The 'Detail Preservation' parameter selects the detail preservation algorithm the Life module should use to merge the model with the source image to produce the output image;

  • Off - does not attempt to preserve any detail.
  • Min Distance to 1/2 Unity - uses the pixel that is closest to half unity (e.g. perfect gray).
  • Max Contrast - uses whatever pixel maximises contrast with its neighbouring pixels.
  • Linear Brightness Mask - uses a brightness mask that progressively masks-out brighter values until it uses the original values instead.
  • Linear Brightness Mask Darken - uses a brightness mask that progressively masks out brighter values. Only pixels that are darker than the original image are kept.

The 'Detail Preservation Radius' sets a filter radius that is used for smoothly blending processed and non-processed pixels, according to the algorithm specified by the 'Detail Preservation' parameter.

The 'Compositing Algorithm' parameter defines how the calculated diffraction model is to be generally combined with the original image:

  • Screen - works like projecting two images on the same screen.
  • Power of Inverse - Power of Inversed Pixels (PIP) function.
  • Multiply, Gamma Correct - multiplies foreground and background and then takes the square root.
  • Multiply, 2x Gamma Correct - similar to 'Multiply, Gamma Correct' but doubles the Gamma Correction.

The 'Airy Disk Sampling' parameter controls the accuracy of the point spread function (PSF) that describes the diffraction model (an Airy disk).

  • Default is 128 x 128 pixels.
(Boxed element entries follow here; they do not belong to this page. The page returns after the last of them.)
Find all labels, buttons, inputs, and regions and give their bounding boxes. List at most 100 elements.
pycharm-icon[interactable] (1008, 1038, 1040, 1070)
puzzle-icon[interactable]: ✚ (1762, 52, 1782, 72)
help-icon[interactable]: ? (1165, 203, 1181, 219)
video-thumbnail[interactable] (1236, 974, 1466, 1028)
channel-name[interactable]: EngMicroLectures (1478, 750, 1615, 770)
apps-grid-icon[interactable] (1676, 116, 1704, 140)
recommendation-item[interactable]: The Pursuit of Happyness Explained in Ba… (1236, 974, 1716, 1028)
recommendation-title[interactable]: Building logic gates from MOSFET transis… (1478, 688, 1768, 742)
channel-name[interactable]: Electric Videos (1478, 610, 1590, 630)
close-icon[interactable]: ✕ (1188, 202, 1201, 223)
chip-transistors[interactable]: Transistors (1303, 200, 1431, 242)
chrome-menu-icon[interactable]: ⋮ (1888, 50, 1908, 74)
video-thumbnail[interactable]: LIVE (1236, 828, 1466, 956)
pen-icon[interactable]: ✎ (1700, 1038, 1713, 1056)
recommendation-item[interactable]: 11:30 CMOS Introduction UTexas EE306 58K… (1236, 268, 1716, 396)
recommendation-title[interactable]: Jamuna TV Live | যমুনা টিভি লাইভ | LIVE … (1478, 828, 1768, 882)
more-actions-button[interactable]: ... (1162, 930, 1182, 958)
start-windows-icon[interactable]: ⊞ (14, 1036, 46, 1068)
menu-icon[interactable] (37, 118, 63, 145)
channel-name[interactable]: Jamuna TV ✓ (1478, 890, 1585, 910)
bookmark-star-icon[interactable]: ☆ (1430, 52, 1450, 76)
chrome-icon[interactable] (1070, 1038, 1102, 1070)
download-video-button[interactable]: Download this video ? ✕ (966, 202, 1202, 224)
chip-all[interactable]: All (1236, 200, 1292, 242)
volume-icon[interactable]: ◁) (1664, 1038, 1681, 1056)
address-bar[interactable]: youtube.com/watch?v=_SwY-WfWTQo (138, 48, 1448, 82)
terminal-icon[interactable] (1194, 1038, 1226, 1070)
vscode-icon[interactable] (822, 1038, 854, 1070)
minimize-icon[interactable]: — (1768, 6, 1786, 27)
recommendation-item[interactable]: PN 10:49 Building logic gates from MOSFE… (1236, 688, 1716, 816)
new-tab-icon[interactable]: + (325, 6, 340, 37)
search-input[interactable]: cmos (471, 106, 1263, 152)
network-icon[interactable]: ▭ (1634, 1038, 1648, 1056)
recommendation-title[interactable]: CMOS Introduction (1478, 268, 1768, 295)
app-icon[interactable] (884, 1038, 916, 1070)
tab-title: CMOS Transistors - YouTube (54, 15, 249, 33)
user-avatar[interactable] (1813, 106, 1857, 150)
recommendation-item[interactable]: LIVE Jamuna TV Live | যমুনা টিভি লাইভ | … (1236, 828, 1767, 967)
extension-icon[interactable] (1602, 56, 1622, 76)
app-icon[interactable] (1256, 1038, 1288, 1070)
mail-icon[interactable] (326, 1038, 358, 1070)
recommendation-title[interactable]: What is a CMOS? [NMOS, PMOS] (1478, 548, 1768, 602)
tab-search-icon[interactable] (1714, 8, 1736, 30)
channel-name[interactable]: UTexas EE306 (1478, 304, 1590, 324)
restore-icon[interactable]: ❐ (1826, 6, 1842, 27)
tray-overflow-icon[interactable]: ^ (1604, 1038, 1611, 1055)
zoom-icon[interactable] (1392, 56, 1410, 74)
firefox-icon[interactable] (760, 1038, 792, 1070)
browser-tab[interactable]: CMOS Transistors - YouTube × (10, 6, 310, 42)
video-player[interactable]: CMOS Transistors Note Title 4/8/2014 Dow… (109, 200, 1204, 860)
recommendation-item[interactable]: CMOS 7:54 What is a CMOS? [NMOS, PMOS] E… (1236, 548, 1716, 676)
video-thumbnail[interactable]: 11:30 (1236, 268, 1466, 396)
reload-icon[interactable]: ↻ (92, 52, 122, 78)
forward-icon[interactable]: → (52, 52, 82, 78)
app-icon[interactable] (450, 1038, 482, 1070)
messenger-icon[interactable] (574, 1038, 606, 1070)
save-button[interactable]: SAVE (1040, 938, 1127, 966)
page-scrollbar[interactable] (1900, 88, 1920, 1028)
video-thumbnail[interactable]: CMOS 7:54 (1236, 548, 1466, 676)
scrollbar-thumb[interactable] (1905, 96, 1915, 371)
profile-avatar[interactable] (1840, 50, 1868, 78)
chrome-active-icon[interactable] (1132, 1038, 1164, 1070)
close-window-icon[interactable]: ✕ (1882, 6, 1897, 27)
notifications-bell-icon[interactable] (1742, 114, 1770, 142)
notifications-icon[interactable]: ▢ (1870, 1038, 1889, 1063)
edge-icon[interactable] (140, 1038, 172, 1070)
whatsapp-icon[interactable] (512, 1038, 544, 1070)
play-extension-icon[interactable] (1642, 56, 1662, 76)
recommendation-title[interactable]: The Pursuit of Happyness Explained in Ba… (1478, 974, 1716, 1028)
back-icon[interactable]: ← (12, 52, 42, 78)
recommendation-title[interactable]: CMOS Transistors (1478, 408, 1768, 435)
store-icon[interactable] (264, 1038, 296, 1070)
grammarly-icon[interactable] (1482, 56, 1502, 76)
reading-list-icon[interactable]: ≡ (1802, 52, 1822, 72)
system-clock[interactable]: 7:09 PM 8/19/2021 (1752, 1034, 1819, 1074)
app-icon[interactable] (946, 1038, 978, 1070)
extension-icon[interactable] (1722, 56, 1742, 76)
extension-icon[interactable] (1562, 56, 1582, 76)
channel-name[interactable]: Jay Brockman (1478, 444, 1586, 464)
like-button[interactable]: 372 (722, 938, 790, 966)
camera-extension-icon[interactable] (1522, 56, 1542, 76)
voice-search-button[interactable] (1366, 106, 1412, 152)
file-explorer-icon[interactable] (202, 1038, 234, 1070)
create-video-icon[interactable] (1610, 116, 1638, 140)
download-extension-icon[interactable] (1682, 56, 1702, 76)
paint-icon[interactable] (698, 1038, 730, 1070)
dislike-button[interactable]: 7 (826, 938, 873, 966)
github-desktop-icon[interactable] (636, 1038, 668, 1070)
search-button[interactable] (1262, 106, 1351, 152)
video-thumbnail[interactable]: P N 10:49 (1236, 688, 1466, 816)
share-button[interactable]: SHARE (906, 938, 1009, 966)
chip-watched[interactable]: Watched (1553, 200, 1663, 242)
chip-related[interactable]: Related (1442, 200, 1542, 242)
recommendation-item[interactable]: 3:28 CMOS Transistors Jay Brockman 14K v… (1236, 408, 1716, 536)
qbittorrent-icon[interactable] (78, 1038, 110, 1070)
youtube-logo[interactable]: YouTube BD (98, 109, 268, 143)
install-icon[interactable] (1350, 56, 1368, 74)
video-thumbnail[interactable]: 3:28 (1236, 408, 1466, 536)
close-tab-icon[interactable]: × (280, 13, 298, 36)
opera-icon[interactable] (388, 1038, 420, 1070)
Range is 128 x 128, 256 x 256, 512 x 512 pixels.
  • Increasing this value will give a more accurate simulation but will take longer.

The 'Airy Disk Radius' parameter sets the radius of the Airy disk point spread function (PSF) that is used to diffract the light. Just like in nature, you may spot some (very) subtle rings around the stars after processing. The way this looks can be adjusted using this setting.

Finally, as with most modules in StarTools that employ masks, a 'Mask Fuzz' parameter is available to smoothly blend the transition between masked and non-masked pixels.